Week 16 - As was the case with almost every receiver, Jarrett Boykin saw far more bad targets than he did catches. He almost had a phenomenal touchdown reception late in the first quarter but couldn’t make the grab. On the play, Boykin ran a “fly” route into the end zone. Quarterback Matt Flynn hurled the ball into the air, but as was often the case on Sunday, the ball was underthrown, barely making it into the end zone. Steelers cornerback Cortez Allen was in perfect position and was able to leap up and make a play on the ball. He couldn’t hang on though, and the ball popped back up in the air. Boykin tried to reach for it and make the catch as he fell but he dropped too far away from the ball to make a play. However, on the very next target Boykin received, he got his touchdown and some revenge on Cortez Allen. On the play, Boykin ran something like a fade, but didn’t head to the back of the end zone. Flynn, again, underthrew Boykin but Allen never got his head around so until Boykin was in mid-air to catch the pass the defender had no idea the ball was there. Boykin made a very nice leaping grab over Allen’s head for the score. Unfortunately, Boykin couldn’t bail Flynn out on the pick-six in the third quarter. On the play, Flynn is grazed by Andrew Quarless while throwing and the ball sails. This time out, Cortez Allen gets the better of Boykin (who doesn’t even seem ready for the ball), catches the ball and takes it to the house. Boykin has looked very good this season and there is definitely merit to the idea that he may be a reason the team lets James Jones go.

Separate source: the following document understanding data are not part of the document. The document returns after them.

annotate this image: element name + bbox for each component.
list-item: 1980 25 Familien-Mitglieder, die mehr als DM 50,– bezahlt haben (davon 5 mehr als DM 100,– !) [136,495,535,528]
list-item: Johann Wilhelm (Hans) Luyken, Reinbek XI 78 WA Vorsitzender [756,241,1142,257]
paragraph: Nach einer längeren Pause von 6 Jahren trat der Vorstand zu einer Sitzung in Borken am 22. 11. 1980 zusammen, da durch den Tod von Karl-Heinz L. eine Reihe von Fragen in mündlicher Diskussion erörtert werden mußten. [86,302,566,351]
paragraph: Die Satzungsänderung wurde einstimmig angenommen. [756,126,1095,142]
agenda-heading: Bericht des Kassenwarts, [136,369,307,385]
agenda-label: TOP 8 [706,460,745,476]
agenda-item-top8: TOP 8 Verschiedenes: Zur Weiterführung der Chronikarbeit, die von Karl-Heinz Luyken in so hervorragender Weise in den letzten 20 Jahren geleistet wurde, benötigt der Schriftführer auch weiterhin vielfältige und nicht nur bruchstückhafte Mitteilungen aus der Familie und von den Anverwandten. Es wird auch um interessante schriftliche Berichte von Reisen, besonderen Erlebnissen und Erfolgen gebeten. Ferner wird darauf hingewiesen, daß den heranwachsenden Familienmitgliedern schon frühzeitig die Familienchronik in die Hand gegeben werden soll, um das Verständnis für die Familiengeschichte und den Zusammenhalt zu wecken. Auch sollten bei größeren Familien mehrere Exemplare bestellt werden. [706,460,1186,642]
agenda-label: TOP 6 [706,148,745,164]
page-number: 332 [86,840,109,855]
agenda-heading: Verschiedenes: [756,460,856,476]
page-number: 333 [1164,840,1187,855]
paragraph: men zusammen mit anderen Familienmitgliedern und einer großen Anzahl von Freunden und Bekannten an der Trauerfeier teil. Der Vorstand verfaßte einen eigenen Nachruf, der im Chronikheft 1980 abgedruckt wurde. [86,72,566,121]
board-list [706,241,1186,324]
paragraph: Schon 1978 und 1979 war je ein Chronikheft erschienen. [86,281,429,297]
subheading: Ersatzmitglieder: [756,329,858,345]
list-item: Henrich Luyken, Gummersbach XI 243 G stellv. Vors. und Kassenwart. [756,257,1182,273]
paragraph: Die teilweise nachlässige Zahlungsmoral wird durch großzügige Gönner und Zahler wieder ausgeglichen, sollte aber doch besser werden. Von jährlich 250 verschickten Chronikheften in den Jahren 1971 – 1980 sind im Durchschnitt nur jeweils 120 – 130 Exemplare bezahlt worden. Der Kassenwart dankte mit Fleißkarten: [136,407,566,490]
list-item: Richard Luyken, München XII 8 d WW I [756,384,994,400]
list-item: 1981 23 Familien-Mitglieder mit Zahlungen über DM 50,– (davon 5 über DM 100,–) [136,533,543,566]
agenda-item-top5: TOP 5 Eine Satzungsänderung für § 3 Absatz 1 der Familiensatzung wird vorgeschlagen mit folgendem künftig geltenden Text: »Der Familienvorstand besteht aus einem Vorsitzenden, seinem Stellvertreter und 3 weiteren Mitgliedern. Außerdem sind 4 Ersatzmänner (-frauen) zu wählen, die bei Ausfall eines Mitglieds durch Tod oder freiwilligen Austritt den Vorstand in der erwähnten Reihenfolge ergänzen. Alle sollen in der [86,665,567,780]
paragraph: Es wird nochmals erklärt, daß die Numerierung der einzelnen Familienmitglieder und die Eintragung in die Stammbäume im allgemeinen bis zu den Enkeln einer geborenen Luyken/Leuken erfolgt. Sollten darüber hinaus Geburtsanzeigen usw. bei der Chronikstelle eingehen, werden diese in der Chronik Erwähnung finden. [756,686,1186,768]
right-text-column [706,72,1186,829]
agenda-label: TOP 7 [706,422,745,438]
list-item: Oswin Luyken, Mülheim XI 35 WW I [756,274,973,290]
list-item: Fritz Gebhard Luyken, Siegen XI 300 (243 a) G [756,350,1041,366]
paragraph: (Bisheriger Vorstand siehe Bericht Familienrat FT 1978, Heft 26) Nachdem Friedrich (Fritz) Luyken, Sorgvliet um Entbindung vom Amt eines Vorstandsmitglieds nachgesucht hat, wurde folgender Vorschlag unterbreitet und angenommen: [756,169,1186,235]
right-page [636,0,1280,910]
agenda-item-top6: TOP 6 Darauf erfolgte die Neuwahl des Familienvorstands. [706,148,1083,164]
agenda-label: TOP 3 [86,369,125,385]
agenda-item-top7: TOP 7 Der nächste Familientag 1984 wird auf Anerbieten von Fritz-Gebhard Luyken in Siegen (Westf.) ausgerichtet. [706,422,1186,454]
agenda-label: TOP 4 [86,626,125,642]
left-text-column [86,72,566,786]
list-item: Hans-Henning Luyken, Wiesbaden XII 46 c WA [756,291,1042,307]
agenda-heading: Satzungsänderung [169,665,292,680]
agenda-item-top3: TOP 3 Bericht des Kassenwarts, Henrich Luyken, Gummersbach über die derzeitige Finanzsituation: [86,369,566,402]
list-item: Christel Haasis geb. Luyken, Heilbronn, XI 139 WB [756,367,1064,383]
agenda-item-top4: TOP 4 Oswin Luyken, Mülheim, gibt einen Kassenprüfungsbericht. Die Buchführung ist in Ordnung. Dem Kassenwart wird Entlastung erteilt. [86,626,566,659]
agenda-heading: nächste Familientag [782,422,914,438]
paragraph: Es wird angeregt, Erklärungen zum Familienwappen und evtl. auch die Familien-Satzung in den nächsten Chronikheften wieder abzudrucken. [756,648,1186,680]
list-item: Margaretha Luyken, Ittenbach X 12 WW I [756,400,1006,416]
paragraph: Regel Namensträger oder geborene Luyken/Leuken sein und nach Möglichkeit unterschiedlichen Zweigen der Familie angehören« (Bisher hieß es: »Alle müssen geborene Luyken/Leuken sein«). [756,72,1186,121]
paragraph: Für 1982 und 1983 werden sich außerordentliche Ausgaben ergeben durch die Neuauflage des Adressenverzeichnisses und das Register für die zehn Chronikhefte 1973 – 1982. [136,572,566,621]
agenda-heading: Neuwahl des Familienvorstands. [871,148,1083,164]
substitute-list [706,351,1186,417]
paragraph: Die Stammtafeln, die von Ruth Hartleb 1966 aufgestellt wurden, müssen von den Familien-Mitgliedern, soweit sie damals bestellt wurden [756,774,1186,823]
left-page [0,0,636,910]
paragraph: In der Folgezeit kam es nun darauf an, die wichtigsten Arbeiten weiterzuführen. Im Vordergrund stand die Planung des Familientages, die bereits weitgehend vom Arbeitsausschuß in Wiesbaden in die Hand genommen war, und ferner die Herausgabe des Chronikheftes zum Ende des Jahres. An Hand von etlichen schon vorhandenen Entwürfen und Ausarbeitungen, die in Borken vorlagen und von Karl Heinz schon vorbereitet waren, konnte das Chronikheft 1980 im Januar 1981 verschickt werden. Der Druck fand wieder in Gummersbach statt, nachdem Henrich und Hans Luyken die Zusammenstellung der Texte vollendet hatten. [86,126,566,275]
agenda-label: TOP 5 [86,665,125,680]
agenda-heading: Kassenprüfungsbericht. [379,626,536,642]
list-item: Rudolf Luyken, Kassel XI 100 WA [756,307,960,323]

Week 17 - Boykin didn’t particularly have a good day, but he certainly had an interesting one. His big play was a touchdown which is likely to be one of the odder ones you will see. On the play, quarterback Aaron Rodgers was hit just before he threw the ball, which came out of his hand and flew a good ten yards downfield. The whistle never blew, but every player (on both teams) acted as if it had. Suddenly, the Packers sideline and Aaron Rodgers was yelling at Boykin to grab the ball and run it into the end zone, which he did. The score was reviewed and the touchdown counted. The only other notable moment for Boykin was when he was the target on Rodgers’ first interception. On the play, Boykin ran his route into the end zone and tried to shake his coverage but couldn’t. Rodgers had been flushed out of the pocket and tried to force the ball to Boykin, but the pass was picked off. Other than those two plays, Boykin’s day was pretty quiet.

Week 18 - With Randall Cobb back in the mix, Boykin was too far down in the pecking order to attract much of quarterback Aaron Rodgers’ notice. While he was on the field for 27 snaps (43% of the Packers overall offensive snaps), he was well covered or just otherwise unable to get open.